Losing One's Religion, An Early Call Out
The exciting Q's of next week's Q&A and a mention in The New Daily
Readings Launch
I’m thrilled to share that the brilliant Monica Dux will be launching Ghosts of the Orphanage next week at Readings, Carlton. Dux, an author, presenter, and a longtime columnist for The Age, regularly pulls off the hardest feat in writing—deeply thoughtful, intensely researched cultural observation that is also incredibly funny. Think David Sedaris or Jon Ronson, but funnier and more authentically emotional.
Dux’s recent book, Lapsed, about her reflections on a catholic childhood and her attempts to leave the Catholic Church is a trenchant, hilarious memoir and a sweeping historic analysis.
One US reader called the book “endearing and revelatory” and “a genuine literary treat.”
…a frank and winning autobiographical testament which pays tribute to a community of decent people dealing in their various ways with the entrenched depravity of a rich and powerful ecclesiastical corporation
Another US reader described it as “brilliantly written and very, very funny.”
…a friend assured me that it was hilariously funny. And it is, causing me to laugh out loud in many places. But not only is it funny, but it is exceptionally researched even on such arcane topics as the Church’s canon law and its theological contortions over sex… It was a book I found difficult to put down.

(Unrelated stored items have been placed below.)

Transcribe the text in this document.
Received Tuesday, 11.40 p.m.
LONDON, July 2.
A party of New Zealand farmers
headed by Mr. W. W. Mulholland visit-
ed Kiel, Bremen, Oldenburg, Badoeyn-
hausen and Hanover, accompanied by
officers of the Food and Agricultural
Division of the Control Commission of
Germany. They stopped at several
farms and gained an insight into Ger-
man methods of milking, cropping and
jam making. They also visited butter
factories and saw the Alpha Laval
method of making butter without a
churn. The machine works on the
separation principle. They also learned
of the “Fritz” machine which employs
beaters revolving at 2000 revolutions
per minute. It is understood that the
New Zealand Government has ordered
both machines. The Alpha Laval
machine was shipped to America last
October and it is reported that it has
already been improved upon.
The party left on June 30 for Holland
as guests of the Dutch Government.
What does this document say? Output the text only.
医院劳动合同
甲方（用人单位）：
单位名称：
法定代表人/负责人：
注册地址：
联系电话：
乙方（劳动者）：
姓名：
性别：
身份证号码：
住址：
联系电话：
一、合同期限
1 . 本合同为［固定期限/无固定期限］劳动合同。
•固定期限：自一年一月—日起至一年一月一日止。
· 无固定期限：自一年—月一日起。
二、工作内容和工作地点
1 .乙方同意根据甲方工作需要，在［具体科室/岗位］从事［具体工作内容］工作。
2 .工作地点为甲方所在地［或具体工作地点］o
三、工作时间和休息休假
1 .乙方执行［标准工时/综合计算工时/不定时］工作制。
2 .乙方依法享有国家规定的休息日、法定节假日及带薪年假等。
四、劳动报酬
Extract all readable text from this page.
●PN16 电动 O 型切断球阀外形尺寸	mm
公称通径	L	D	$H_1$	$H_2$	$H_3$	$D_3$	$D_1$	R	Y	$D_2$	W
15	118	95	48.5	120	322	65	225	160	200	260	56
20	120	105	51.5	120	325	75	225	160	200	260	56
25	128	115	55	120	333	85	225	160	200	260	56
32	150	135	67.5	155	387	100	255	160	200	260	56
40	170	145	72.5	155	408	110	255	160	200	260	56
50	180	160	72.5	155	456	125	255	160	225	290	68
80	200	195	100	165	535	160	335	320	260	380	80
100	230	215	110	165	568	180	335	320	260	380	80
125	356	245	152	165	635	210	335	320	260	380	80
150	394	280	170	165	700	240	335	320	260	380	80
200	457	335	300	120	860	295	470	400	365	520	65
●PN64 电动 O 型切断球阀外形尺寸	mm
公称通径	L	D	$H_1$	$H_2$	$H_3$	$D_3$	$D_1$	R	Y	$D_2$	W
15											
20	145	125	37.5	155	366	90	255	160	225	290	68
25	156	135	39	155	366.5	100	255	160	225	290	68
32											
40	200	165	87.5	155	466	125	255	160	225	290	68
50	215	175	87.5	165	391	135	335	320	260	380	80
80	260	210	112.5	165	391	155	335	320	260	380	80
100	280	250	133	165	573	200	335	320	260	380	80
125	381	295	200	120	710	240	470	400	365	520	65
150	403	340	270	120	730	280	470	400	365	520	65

I urge you to listen to the Audible sample of Dux reading from Lapsed about the time she was cast as Jesus in the school passion play. Listen for the spontaneous liturgical dance moves, stay for the exegesis on ‘The Unlikely Adventures of Christ and Friends.’
Lapsed is available at Amazon.com in the US and at all bookstores in Australia.
Book here for the Readings launch with Monica Dux.
Excommunication in the 21st century
Here’s Dux in The Guardian on the maddening exercise of trying to leave the Catholic church.
If you Google “How do I quit the Catholic church?”, you’ll find a lot of chatter, mostly posted by angry, disaffected former Catholics. And it seems that most of them regard excommunication as the way to go. A reasonable assumption, given that excommunication is an incredibly ancient and dramatic concept, going right back to the start of the church, and evoking medieval trials, the Inquisition, and crimes that are an insult to God Himself.
Which sounds like just my kind of thing…
Read more here.
The New Daily Call Out
Ghosts of the Orphanage was recommended by The New Daily, along with Margaret Atwood’s Old Babes in the Wood and a biography, Tanya Plibersek: On Her Own Terms, from Margaret Simons — who is without doubt one of Australia’s best journalists.